Regression testing Plotly plots with Pytest

Table of Contents

I have long been using matplotlib to generate plots for my data. Matplotlib always serves me well for producing publication-style, static plots. For regression testing the plots produced by matplotlib, they provide this very useful image comparison decorator (see link for how it works). In short:

1
2
3
4
5
from matplotlib.testing.decorators import image_comparison

@image_comparison(baseline_images=['your_plot'])
def test_matplotlib_plot():
    your_plotting_code_here()

The decorator automatically picks up new figure objects, and compares these with the expected plots through direct image comparison.
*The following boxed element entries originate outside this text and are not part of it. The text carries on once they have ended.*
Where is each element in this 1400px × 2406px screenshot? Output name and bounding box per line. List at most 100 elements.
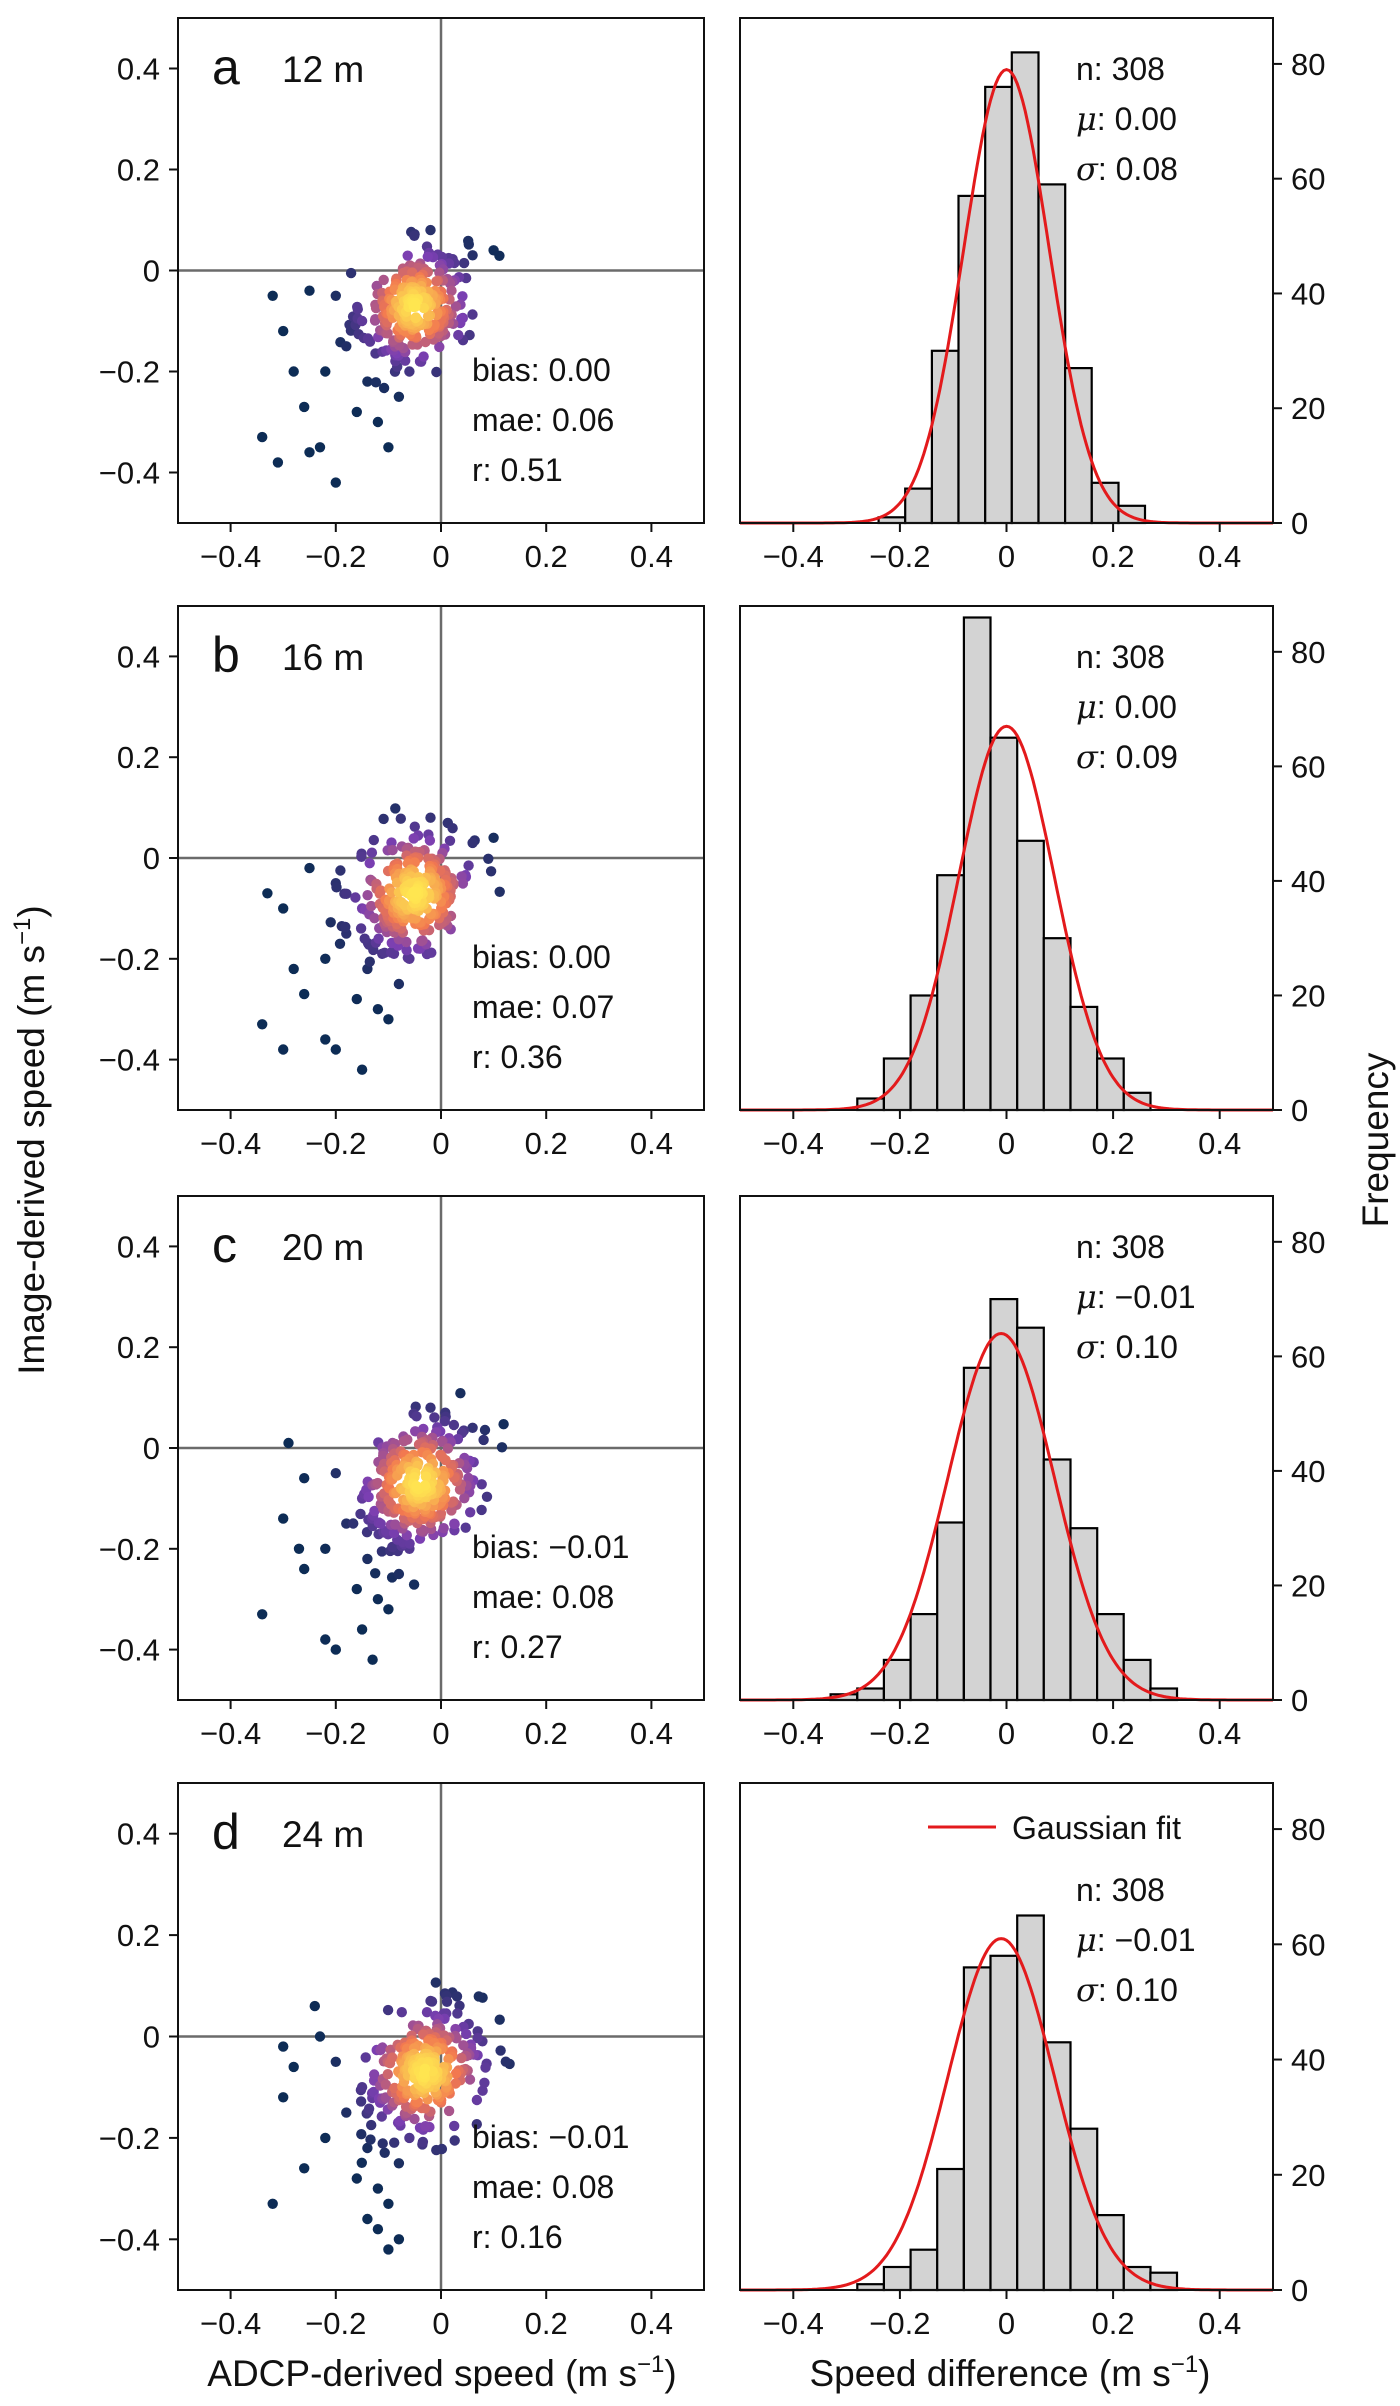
scatter-point bbox=[418, 2068, 430, 2079]
y-tick-label: 0 bbox=[143, 2020, 160, 2055]
scatter-point bbox=[387, 844, 398, 856]
y-tick-label: 40 bbox=[1291, 2043, 1325, 2078]
scatter-point bbox=[355, 1508, 366, 1520]
y-tick-label: 0.4 bbox=[117, 52, 160, 87]
y-axis-label-right: Frequency bbox=[1355, 1052, 1396, 1227]
scatter-point bbox=[467, 250, 478, 261]
panel-depth: 16 m bbox=[282, 637, 364, 678]
scatter-point bbox=[309, 2000, 320, 2012]
histogram-bar bbox=[1010, 51, 1040, 525]
x-tick-label: 0 bbox=[432, 1716, 449, 1751]
scatter-point bbox=[455, 1388, 466, 1399]
scatter-point bbox=[485, 866, 497, 877]
y-tick-label: 0 bbox=[1291, 2273, 1308, 2308]
scatter-point bbox=[383, 1604, 394, 1615]
scatter-point bbox=[304, 285, 315, 296]
scatter-point bbox=[398, 1436, 410, 1447]
scatter-point bbox=[472, 2032, 483, 2044]
histogram-bar bbox=[936, 1521, 965, 1702]
scatter-point bbox=[331, 882, 342, 893]
scatter-point bbox=[460, 1522, 471, 1533]
scatter-point bbox=[363, 2103, 375, 2114]
scatter-point bbox=[436, 1451, 448, 1463]
scatter-point bbox=[417, 2136, 429, 2148]
y-tick-label: 60 bbox=[1291, 1927, 1325, 1962]
stat-bias: bias: −0.01 bbox=[472, 2119, 629, 2155]
scatter-point bbox=[366, 900, 377, 912]
x-tick-label: −0.2 bbox=[869, 1716, 930, 1751]
scatter-point bbox=[293, 1543, 305, 1555]
scatter-point bbox=[350, 892, 361, 903]
scatter-point bbox=[267, 2198, 278, 2209]
y-tick-label: −0.2 bbox=[99, 355, 160, 390]
scatter-panel-c: −0.4 −0.2 0 0.2 0.4 0.4 0.2 0 −0.2 −0.4 c 20 m bias:… bbox=[99, 1195, 705, 1751]
stat-mu-symbol: μ bbox=[1076, 688, 1097, 726]
scatter-point bbox=[467, 309, 478, 320]
scatter-point bbox=[448, 1419, 460, 1431]
scatter-point bbox=[443, 2105, 455, 2117]
histogram-bar bbox=[904, 487, 933, 525]
scatter-point bbox=[463, 239, 474, 250]
scatter-point bbox=[366, 847, 378, 858]
scatter-point bbox=[330, 1644, 341, 1655]
scatter-point bbox=[389, 1527, 400, 1539]
scatter-point bbox=[480, 2062, 491, 2073]
scatter-point bbox=[278, 325, 289, 337]
x-tick-label: 0 bbox=[432, 2306, 449, 2341]
scatter-point bbox=[454, 1484, 466, 1495]
gaussian-fit-curve bbox=[740, 1331, 1273, 1702]
scatter-point bbox=[362, 376, 373, 387]
stat-sigma-value: : 0.10 bbox=[1098, 1329, 1178, 1365]
scatter-point bbox=[471, 2119, 482, 2130]
scatter-point bbox=[444, 835, 456, 846]
stat-mu-value: : 0.00 bbox=[1097, 101, 1177, 137]
scatter-point bbox=[431, 366, 442, 378]
scatter-point bbox=[488, 245, 499, 256]
scatter-point bbox=[320, 1034, 331, 1045]
scatter-point bbox=[257, 431, 268, 443]
scatter-point bbox=[299, 1473, 310, 1484]
scatter-point bbox=[351, 2173, 362, 2184]
histogram-bars bbox=[856, 616, 1152, 1112]
histogram-bar bbox=[909, 1612, 939, 1702]
scatter-point bbox=[356, 1624, 368, 1635]
scatter-point bbox=[314, 442, 326, 453]
x-tick-label: 0.4 bbox=[1198, 1126, 1241, 1161]
y-tick-label: 0 bbox=[143, 254, 160, 289]
y-tick-label: 0 bbox=[1291, 1093, 1308, 1128]
scatter-point bbox=[372, 1594, 384, 1605]
scatter-point bbox=[411, 1411, 422, 1422]
y-tick-label: 0 bbox=[143, 1431, 160, 1466]
scatter-point bbox=[375, 885, 386, 896]
y-tick-label: 40 bbox=[1291, 276, 1325, 311]
scatter-point bbox=[360, 2052, 371, 2063]
scatter-point bbox=[409, 2113, 420, 2125]
scatter-point bbox=[262, 888, 273, 899]
y-tick-label: 80 bbox=[1291, 1812, 1325, 1847]
scatter-point bbox=[425, 1402, 436, 1413]
scatter-point bbox=[389, 2137, 400, 2148]
scatter-point bbox=[408, 1579, 420, 1590]
scatter-point bbox=[320, 2132, 331, 2144]
scatter-point bbox=[379, 2147, 390, 2158]
y-tick-label: 20 bbox=[1291, 2158, 1325, 2193]
scatter-point bbox=[330, 1468, 341, 1479]
x-tick-label: 0.2 bbox=[525, 2306, 568, 2341]
scatter-point bbox=[345, 267, 357, 279]
scatter-point bbox=[334, 938, 346, 949]
y-tick-label: 20 bbox=[1291, 978, 1325, 1013]
stat-mu-value: : −0.01 bbox=[1097, 1922, 1196, 1958]
y-tick-label: 0 bbox=[1291, 506, 1308, 541]
panel-depth: 12 m bbox=[282, 49, 364, 90]
scatter-point bbox=[380, 2079, 391, 2090]
scatter-point bbox=[352, 304, 363, 315]
stat-n: n: 308 bbox=[1076, 1872, 1165, 1908]
y-tick-label: 20 bbox=[1291, 1568, 1325, 1603]
scatter-point bbox=[479, 1424, 491, 1436]
scatter-point bbox=[362, 2213, 373, 2225]
y-tick-label: 80 bbox=[1291, 1225, 1325, 1260]
scatter-point bbox=[449, 2135, 460, 2146]
scatter-point bbox=[320, 366, 331, 377]
stat-mae: mae: 0.06 bbox=[472, 402, 614, 438]
x-tick-label: −0.4 bbox=[763, 2306, 824, 2341]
If the test fails, the difference between the plots is displayed, making it convenient to visualize the difference to help with debugging.

Regression testing in Plotly #

For interactive plots that are better suited for online dashboards, we recently started using plotly a lot more. There I wanted something similar, but to my surprise, there is no documentation or infrastructure available for regression testing plots. This meant all of our plotly plots were untested. This gave us little confidence in the robustness of the plotting code, and meant that any bugs could go unnoticed for a while. To solve this, I ended up developing a function that mimicks the matplotlib way. It uses the same directories and image comparison algorithm.


actual	expected	difference

The visual comparison helps to identify where the problem lies.

Code #

Below is the code that we use in one of my projects. See it in action here.

 1
 2
 3
 4
 5
 6
 7
 8
 9
10
11
12
13
14
15
16
17
18
19
20
21
22
23
24
25
26
27
28
29
30
31
32
33
34
35
36
37
38
39
40
41
42
43
44
45
46
47
48
49
50
# helpers.py
from pathlib import Path
from matplotlib.testing.compare import compare_images
import inspect
from typing import Any


def assert_figures_similar(fig, *, name: str, ext: str = 'png', rms: float = 0.0):
    """Compare plotly figures and raise if different."""
    # Ensure same font is used on different machines (local/CI)
    fig.update_layout(
        font_family='Arial',
        title_font_family='Arial',
    )

    # Get path of caller
    frame = inspect.stack()[1]
    module = inspect.getmodule(frame[0])
    modulepath = Path(module.__file__)  # type: ignore

    results_dir = Path() / 'result_images' / modulepath.stem
    results_dir.mkdir(exist_ok=True, parents=True)

    filename = f'{name}.{ext}'

    actual = results_dir / filename
    fig.write_image(actual)

    expected_dir = modulepath.parent / 'baseline_images' / modulepath.stem
    expected = expected_dir / filename
    expected_link = results_dir / f'{name}-expected.{ext}'

    if expected_link.exists():
        expected_link.unlink()

    expected_link.symlink_to(expected)

    err: dict[str, Any] = compare_images(
        expected=str(expected_link), actual=str(actual), tol=rms, in_decorator=True
    )  # type: ignore

    if err:
        for key in ('actual', 'expected', 'diff'):
            err[key] = Path(err[key]).relative_to('.')
        raise AssertionError(
            (
                'images not close (RMS {rms:.3f}):'
                '\n\t{actual}\n\t{expected}\n\t{diff}'.format(**err)
            )
        )

There is no decorator, but you can use it like this:

1
2
3
4
5
6
from helpers import assert_figures_similar

def test_plot():
   fig = your_plotting_code_here()

   assert_figures_similar(fig, name='name_of_plot', rms=0.5)

My takeaways #

You can save plotly images using fig.write_image('name_of_file.png') if you have the kaleido library installed.
The code uses the inspect module to get the filename of the caller.
Make sure to force plotly to use the same fonts. Arial is a safe choice, because of its ubiquity. It is available on most operating systems, and also on the Github CI. Initially all my tests failed because the font was completely different between my development environment and the CI.
There is a small deviation in rendering between my environment and the CI. These are invisible to the eye in the difference image, but enough to give up to 0.5 rms difference.
I rely on the compare_images function to do all the heavy lifting. My code only puts the images in the right place, compare_images does a file based compare and produces the difference.
The code for the matplotlib decorator is very clever. Essentially the contextmanager picks up any newly generated figures generated while it was active. There is a lot of code to make the decorator work seamlessly.